Further the defendant's failure to include the issues of delay, acquiescence and estoppel in the defence made it demonstrably clear to me that this submission is a red herring which deserves to be rejected.
VIII. CONCLUSION
The defendant has no defence to the plaintiff's claim.

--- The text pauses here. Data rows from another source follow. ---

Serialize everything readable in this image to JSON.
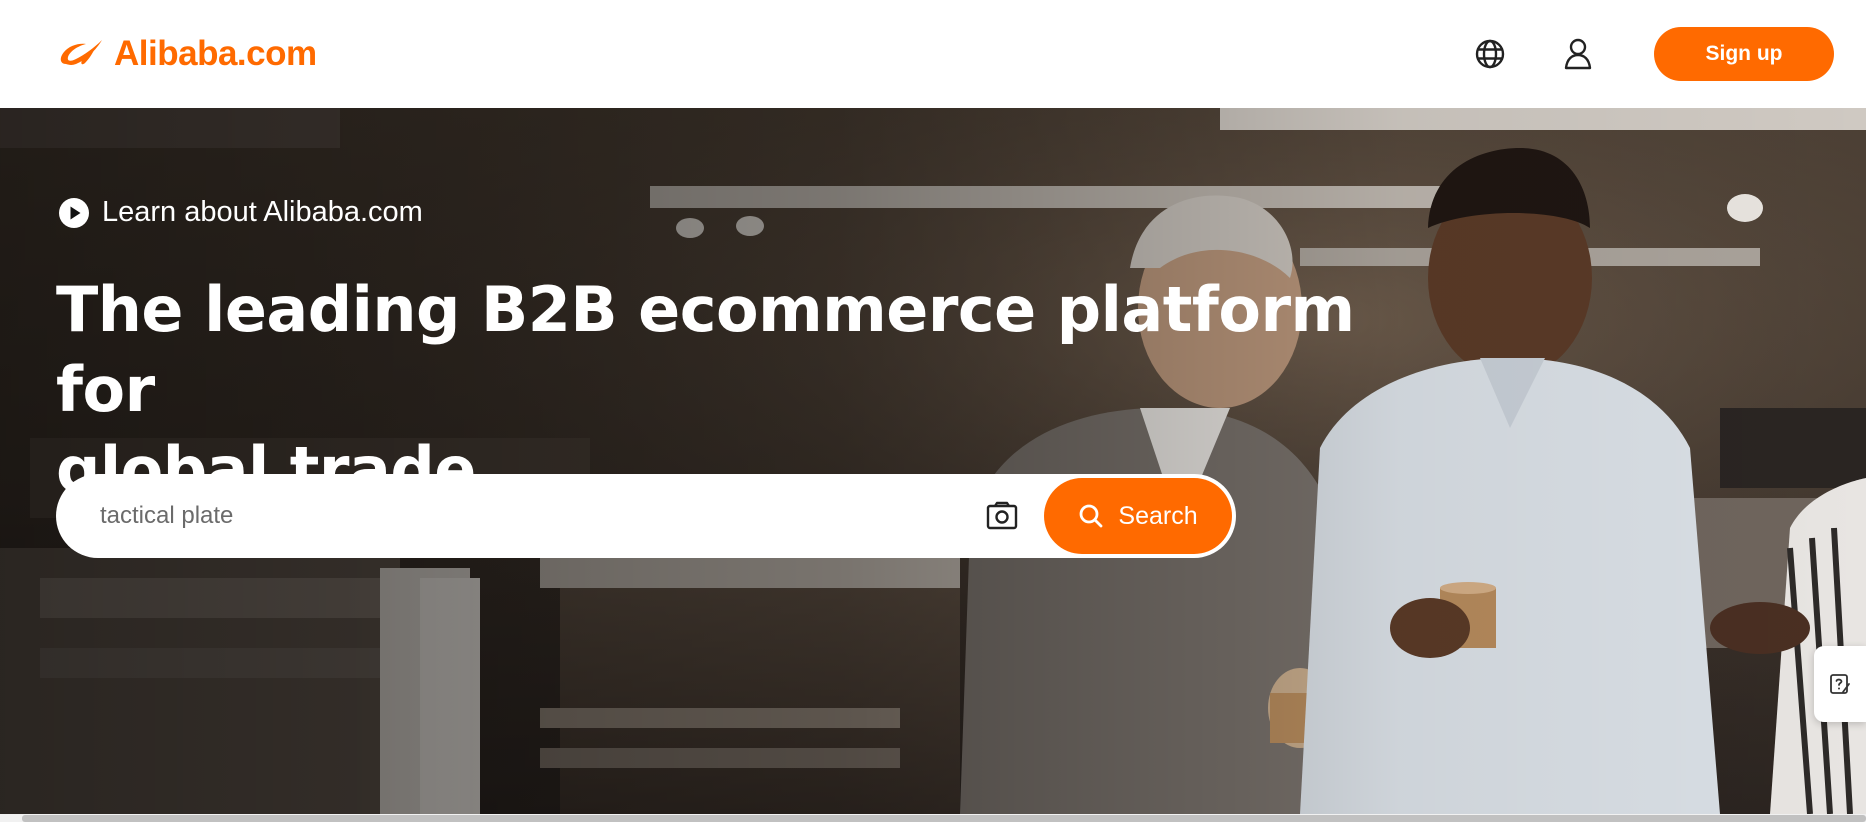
{
  "header": {
    "logo_text": "Alibaba.com",
    "signup_label": "Sign up",
    "icons": {
      "language": "globe-icon",
      "account": "user-icon"
    }
  },
  "hero": {
    "learn_link_label": "Learn about Alibaba.com",
    "title_line1": "The leading B2B ecommerce platform for",
    "title_line2": "global trade",
    "search": {
      "placeholder": "tactical plate",
      "button_label": "Search",
      "image_search_icon": "camera-icon",
      "search_icon": "search-icon"
    }
  },
  "side": {
    "feedback_icon": "feedback-icon"
  },
  "colors": {
    "brand": "#ff6a00",
    "header_bg": "#ffffff",
    "text_light": "#ffffff"
  }
}
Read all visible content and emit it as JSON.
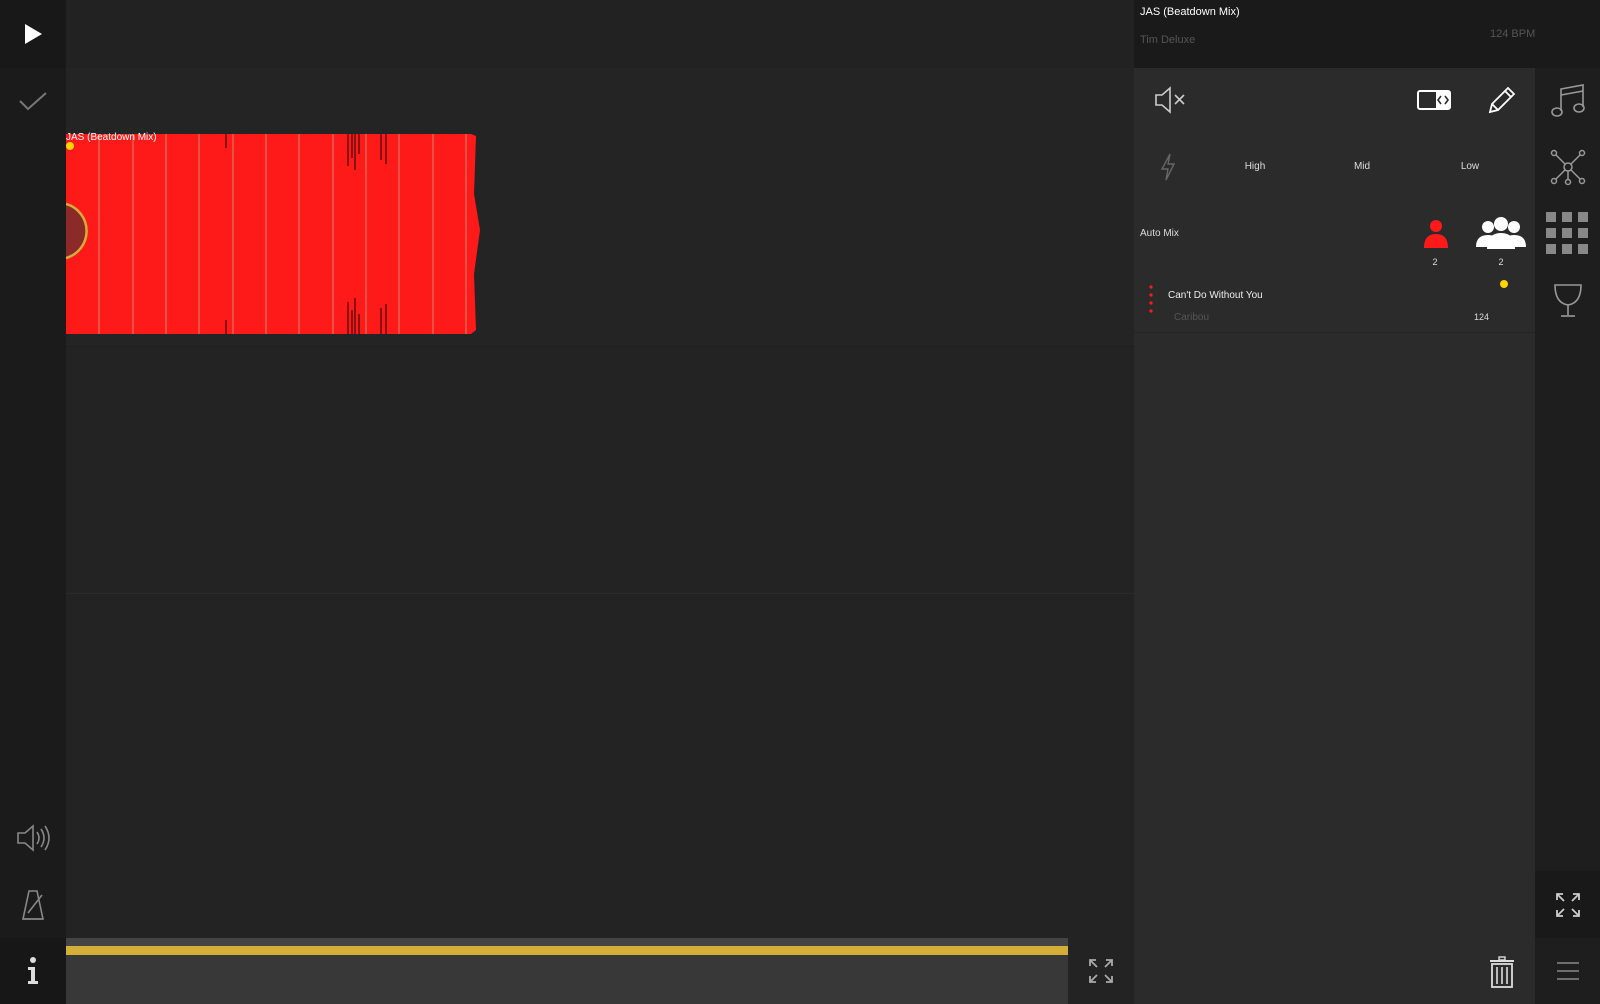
{
  "colors": {
    "accent_red": "#ff1a1a",
    "accent_yellow": "#d4af37",
    "dot_yellow": "#ffd400",
    "panel_bg": "#2b2b2b",
    "rail_bg": "#1b1b1b"
  },
  "left_rail": {
    "icons": [
      "play-icon",
      "checkmark-icon",
      "speaker-icon",
      "metronome-icon",
      "info-icon"
    ]
  },
  "track": {
    "title": "JAS (Beatdown Mix)"
  },
  "timeline": {
    "progress_fraction": 1.0
  },
  "now_playing": {
    "title": "JAS (Beatdown Mix)",
    "artist": "Tim Deluxe",
    "bpm": "124 BPM"
  },
  "controls": {
    "icons": [
      "mute-icon",
      "loop-edit-icon",
      "pencil-icon",
      "lightning-icon"
    ],
    "eq": {
      "high": "High",
      "mid": "Mid",
      "low": "Low"
    }
  },
  "auto_mix": {
    "label": "Auto Mix",
    "single_count": "2",
    "group_count": "2"
  },
  "queue": [
    {
      "title": "Can't Do Without You",
      "artist": "Caribou",
      "bpm": "124"
    }
  ],
  "right_rail": {
    "icons": [
      "music-note-icon",
      "network-icon",
      "grid-icon",
      "trophy-icon",
      "expand-icon",
      "menu-icon"
    ]
  }
}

In line with National Company Foreign Trade v Kayu Raya Sdn Bhd [1984] 2 MLJ 300, FC, I hold that the plaintiff is entitled to summary judgment and make an order in terms of Encl.10, with general damages for breach of the oral agreement to be assessed by the registrar of this court.
Cases
Alloy Automotive Sdn Bhd v Perusahaan Ironfield Sdn Bhd [1986] 1 MLJ 382, SC; Bank Negara Malaysia v Mohd Ismail [1992] 1 MLJ 400, SC; Chen Heng Ping v Intradagang Merchant Bankers (M) Bhd [1993] 2 AMR 1655, CA; Huo Heng Oil Co (EM) Sdn Bhd v Tang Tiew Yong [1987] 1 MLJ 139, HC; Kapital Raya Sdn Bhd v Bloomville Corp Sdn Bhd [1997] 1 AMR 22; [1996] 3 MLJ 322, CA; National Company For Foreign Trade v Kayu Raya Sdn Bhd [1984] 2 MLJ 300, FC; Penang Development Corporation v Khaw Chin Boo [1993] 2 MLJ 161, HC; Perwira Habib Bank Malaysia Bhd v Beca (Malaysia) Sdn Bhd (Mallal's Digest, 4th edn, paragraph 6136)
Legislations
Contracts Act 1930: s.40, s.47
Housing Developers (Control and Licensing) Regulations 1982
Rules of the High Court 1980, Order 81 r1(1), 1(1)(b)
Representations
Andre HL Wee (Yap Koon Roy & Associates) for plaintiffs
Kuganeswari (Kesavan & Associates) for defendant
Notes:-
This decision is also reported at [2005] 5 AMR 64.